Multi-Asset
The First Level of Russell Diversification
Different asset classes have different risk and return characteristics. Your clients' portfolio should combine them in a way that meets their objectives and their need for stability. Finding the combination that is right for your clients' will help you give them the comfort to adopt long-term investment discipline.
What Are Asset Classes?
Some examples of different asset classes include:
- Australian shares
- International shares
- Australian property
- International property
- Australian bonds
- Cash
- Alternative investments
How Does Mixing Asset Classes Work to Reduce Risk?
The most widely accepted way to reduce the risk of investing is diversification — spreading money among a variety of investments as opposed to investing in just one.

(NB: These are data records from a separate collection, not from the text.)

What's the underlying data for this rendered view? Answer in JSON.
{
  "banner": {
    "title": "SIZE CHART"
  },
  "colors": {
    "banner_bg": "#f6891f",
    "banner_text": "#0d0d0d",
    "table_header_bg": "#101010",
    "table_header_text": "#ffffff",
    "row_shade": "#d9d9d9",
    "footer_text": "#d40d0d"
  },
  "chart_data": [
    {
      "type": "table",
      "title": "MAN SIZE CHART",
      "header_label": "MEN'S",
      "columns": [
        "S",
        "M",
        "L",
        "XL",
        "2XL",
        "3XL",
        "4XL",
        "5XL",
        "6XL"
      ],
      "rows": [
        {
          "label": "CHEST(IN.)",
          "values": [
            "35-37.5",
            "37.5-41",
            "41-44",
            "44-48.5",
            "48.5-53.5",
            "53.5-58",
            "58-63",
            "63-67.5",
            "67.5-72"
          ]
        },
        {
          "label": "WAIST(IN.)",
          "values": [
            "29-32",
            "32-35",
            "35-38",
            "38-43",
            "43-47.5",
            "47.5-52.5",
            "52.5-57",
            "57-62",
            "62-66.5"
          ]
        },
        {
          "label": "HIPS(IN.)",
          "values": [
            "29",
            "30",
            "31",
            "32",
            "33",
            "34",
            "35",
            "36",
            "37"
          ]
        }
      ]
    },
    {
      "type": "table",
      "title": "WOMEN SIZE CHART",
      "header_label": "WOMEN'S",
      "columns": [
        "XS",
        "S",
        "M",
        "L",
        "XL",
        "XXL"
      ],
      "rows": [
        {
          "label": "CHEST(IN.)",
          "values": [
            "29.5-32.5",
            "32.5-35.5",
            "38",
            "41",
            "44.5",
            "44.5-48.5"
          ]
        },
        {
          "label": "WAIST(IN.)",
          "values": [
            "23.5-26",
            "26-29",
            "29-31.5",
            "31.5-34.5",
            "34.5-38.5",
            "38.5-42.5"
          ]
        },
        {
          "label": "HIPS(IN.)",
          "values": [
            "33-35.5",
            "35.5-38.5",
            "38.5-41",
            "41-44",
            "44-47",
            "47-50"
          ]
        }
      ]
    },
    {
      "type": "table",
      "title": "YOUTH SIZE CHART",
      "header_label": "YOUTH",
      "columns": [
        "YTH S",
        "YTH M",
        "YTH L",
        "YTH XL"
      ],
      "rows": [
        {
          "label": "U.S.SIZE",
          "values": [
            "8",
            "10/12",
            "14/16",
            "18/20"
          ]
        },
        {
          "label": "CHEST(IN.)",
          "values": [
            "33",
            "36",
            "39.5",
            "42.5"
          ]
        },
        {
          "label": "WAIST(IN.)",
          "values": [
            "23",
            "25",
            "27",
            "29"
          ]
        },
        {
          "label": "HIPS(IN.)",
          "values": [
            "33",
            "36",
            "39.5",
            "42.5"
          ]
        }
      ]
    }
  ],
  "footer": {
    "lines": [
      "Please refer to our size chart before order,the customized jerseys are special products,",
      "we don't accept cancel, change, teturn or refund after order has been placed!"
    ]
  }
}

Because diversification can lower risk, you can select asset classes (such as Australian shares or international property) that alone could be more volatile but as part of a mix give your clients' a higher potential for returns.
For example, investing solely in international shares can bring strong returns. But it can also mean your clients' may be in for a wild ride in market fluctuations.
To avoid this ride, some investors will put their money in lower-risk investments like bonds and cash, which have historically tended to experience less market fluctuation than shares. But these assets also tend to have lower returns. Taxes and inflation can also eat away much of those returns, making it difficult for your clients to reach their investment goal.